I pazienti furono divisi in due gruppi: a un gruppo fu assegnata una psicoterapia psicoanalitica una volta a settimana per due anni, all’altro 20 sedute di CBT nell’arco di 5 mesi.
Entrambi i gruppi mostrarono miglioramenti, ma i risultati ottenuti per il gruppo trattato con CBT furono nettamente maggiori: dopo 5 mesi il 42% dei pazienti in CBT non presentava più condotte di purging e abbuffate, contro il 6% dei pazienti in psicoterapia psicoanalitica; dopo 2 anni il 44% dei pazienti in CBT non presentava più condotte di purging e abbuffate (a distanza di un anno e mezzo dal termine del trattamento), contro il 15% dei pazienti in psicoterapia psicoanalitica.

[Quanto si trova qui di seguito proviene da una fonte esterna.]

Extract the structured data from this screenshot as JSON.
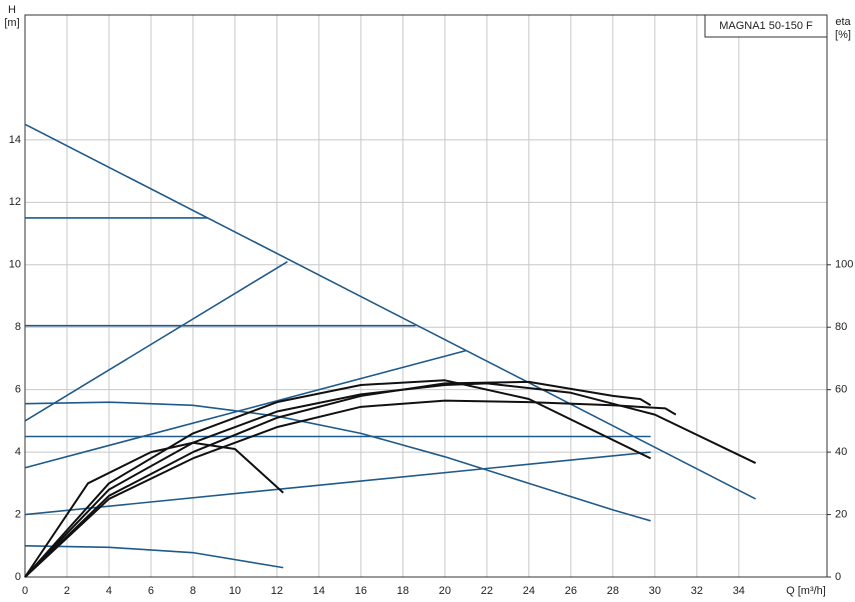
{
  "chart_data": {
    "type": "line",
    "title": "MAGNA1 50-150 F",
    "ylabel": [
      "H",
      "[m]"
    ],
    "y2label": [
      "eta",
      "[%]"
    ],
    "xlabel": "Q [m³/h]",
    "xlim": [
      0,
      38.2
    ],
    "xticks": [
      0,
      2,
      4,
      6,
      8,
      10,
      12,
      14,
      16,
      18,
      20,
      22,
      24,
      26,
      28,
      30,
      32,
      34
    ],
    "ylim": [
      0,
      18
    ],
    "yticks": [
      0,
      2,
      4,
      6,
      8,
      10,
      12,
      14
    ],
    "y2lim": [
      0,
      180
    ],
    "y2ticks": [
      0,
      20,
      40,
      60,
      80,
      100
    ],
    "grid": true,
    "series": [
      {
        "color": "#1f5a8a",
        "x": [
          0,
          34.8
        ],
        "values": [
          14.5,
          2.5
        ]
      },
      {
        "color": "#1f5a8a",
        "x": [
          0,
          8.7
        ],
        "values": [
          11.5,
          11.5
        ]
      },
      {
        "color": "#1f5a8a",
        "x": [
          0,
          18.6
        ],
        "values": [
          8.05,
          8.05
        ]
      },
      {
        "color": "#1f5a8a",
        "x": [
          0,
          29.8
        ],
        "values": [
          4.5,
          4.5
        ]
      },
      {
        "color": "#1f5a8a",
        "x": [
          0,
          12.5
        ],
        "values": [
          5.0,
          10.1
        ]
      },
      {
        "color": "#1f5a8a",
        "x": [
          0,
          21
        ],
        "values": [
          3.5,
          7.25
        ]
      },
      {
        "color": "#1f5a8a",
        "x": [
          0,
          29.8
        ],
        "values": [
          2.0,
          4.0
        ]
      },
      {
        "color": "#1f5a8a",
        "x": [
          0,
          4,
          8,
          12,
          16,
          20,
          24,
          28,
          29.8
        ],
        "values": [
          5.55,
          5.6,
          5.5,
          5.15,
          4.6,
          3.85,
          3.0,
          2.15,
          1.8
        ]
      },
      {
        "color": "#1f5a8a",
        "x": [
          0,
          4,
          8,
          12.3
        ],
        "values": [
          1.0,
          0.95,
          0.78,
          0.3
        ]
      },
      {
        "color": "#111111",
        "axis": "y2",
        "x": [
          0,
          4,
          8,
          12,
          16,
          20,
          22,
          26,
          30,
          34.8
        ],
        "values": [
          0,
          28,
          43,
          53,
          58.5,
          61.5,
          62,
          59,
          52,
          36.5
        ]
      },
      {
        "color": "#111111",
        "axis": "y2",
        "x": [
          0,
          3,
          6,
          8,
          10,
          12.3
        ],
        "values": [
          0,
          30,
          40,
          43,
          41,
          27
        ]
      },
      {
        "color": "#111111",
        "axis": "y2",
        "x": [
          0,
          4,
          8,
          12,
          16,
          20,
          24,
          28,
          30.5,
          31
        ],
        "values": [
          0,
          25,
          38,
          48,
          54.5,
          56.5,
          56,
          55,
          54,
          52
        ]
      },
      {
        "color": "#111111",
        "axis": "y2",
        "x": [
          0,
          4,
          8,
          12,
          16,
          20,
          24,
          29.8
        ],
        "values": [
          0,
          30,
          46,
          56,
          61.5,
          63,
          57,
          38
        ]
      },
      {
        "color": "#111111",
        "axis": "y2",
        "x": [
          0,
          4,
          8,
          12,
          16,
          20,
          24,
          28,
          29.3,
          29.8
        ],
        "values": [
          0,
          26,
          40,
          51,
          58,
          62,
          62.5,
          58,
          57,
          55
        ]
      }
    ]
  }
}
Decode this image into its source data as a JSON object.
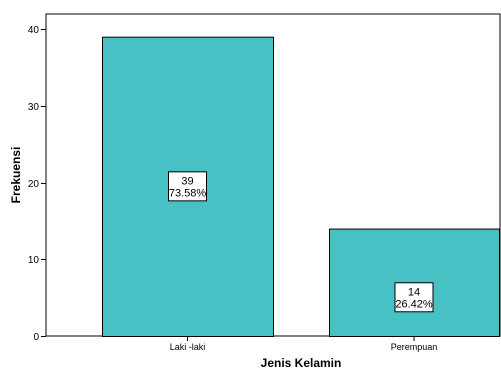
{
  "chart_data": {
    "type": "bar",
    "xlabel": "Jenis Kelamin",
    "ylabel": "Frekuensi",
    "ylim": [
      0,
      40
    ],
    "yticks": [
      "0",
      "10",
      "20",
      "30",
      "40"
    ],
    "categories": [
      "Laki -laki",
      "Perempuan"
    ],
    "values": [
      39,
      14
    ],
    "percent_labels": [
      "73.58%",
      "26.42%"
    ],
    "count_labels": [
      "39",
      "14"
    ],
    "grid": false,
    "bar_color": "#47c1c4",
    "bar_edge_color": "#000000"
  }
}
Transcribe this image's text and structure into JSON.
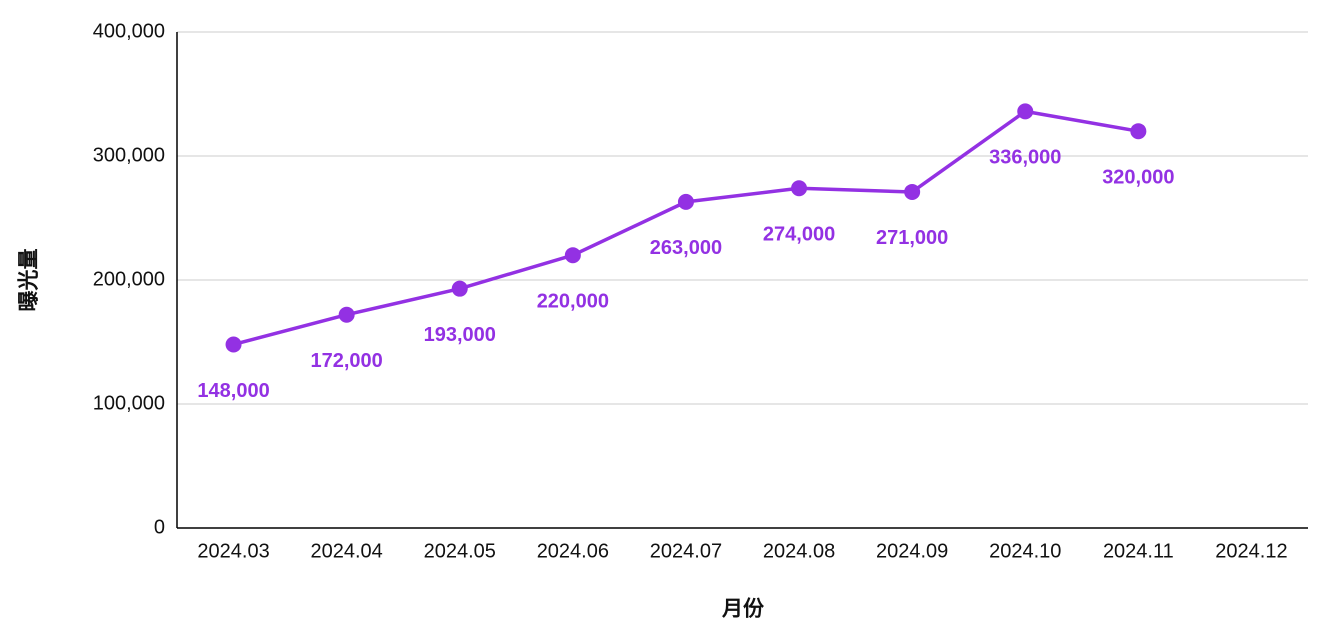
{
  "chart_data": {
    "type": "line",
    "x_label": "月份",
    "y_label": "曝光量",
    "categories": [
      "2024.03",
      "2024.04",
      "2024.05",
      "2024.06",
      "2024.07",
      "2024.08",
      "2024.09",
      "2024.10",
      "2024.11",
      "2024.12"
    ],
    "values": [
      148000,
      172000,
      193000,
      220000,
      263000,
      274000,
      271000,
      336000,
      320000,
      null
    ],
    "value_labels": [
      "148,000",
      "172,000",
      "193,000",
      "220,000",
      "263,000",
      "274,000",
      "271,000",
      "336,000",
      "320,000",
      null
    ],
    "color": "#9331e3",
    "ylim": [
      0,
      400000
    ],
    "yticks": [
      0,
      {
        "value": 100000,
        "label": "100,000"
      },
      {
        "value": 200000,
        "label": "200,000"
      },
      {
        "value": 300000,
        "label": "300,000"
      },
      {
        "value": 400000,
        "label": "400,000"
      }
    ],
    "grid": true
  }
}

Perché questo studio è così importante per la discussione sull’efficacia delle psicoterapie?
Perché i terapeuti che hanno condotto il trial e che hanno somministrato la CBT erano… psicoanalisti! Per l’occasione infatti Stig Poulsen e Susanne Lunn hanno seguito per due giorni un training CBT per i disturbi del comportamento alimentare condotto niente meno che da Christopher Fairburn, oltre a essere costantemente supervisionati nel lavoro terapeutico durante i 5 mesi di psicoterapia.
E nel probabile tentativo di dimostrare l’efficacia del proprio approccio sono giunti alla conclusione opposta, tanto da auspicare lo sviluppo di una versione della psicoterapia psicoanalitica per la bulimia più strutturata e focalizzata sul sintomo.
Il verdetto del dodo risulta quindi ormai superato; è invece importante riconoscere che esistono trattamenti maggiormente indicati per determinati disturbi e che è necessario muoversi in questa direzione per identificare e migliorare sempre più interventi e protocolli specifici, così da indirizzare i pazienti verso il miglior trattamento evidence based disponibile ed efficace per la loro condizione; con buona pace di Rosenzweig, Luborsky e del dodo.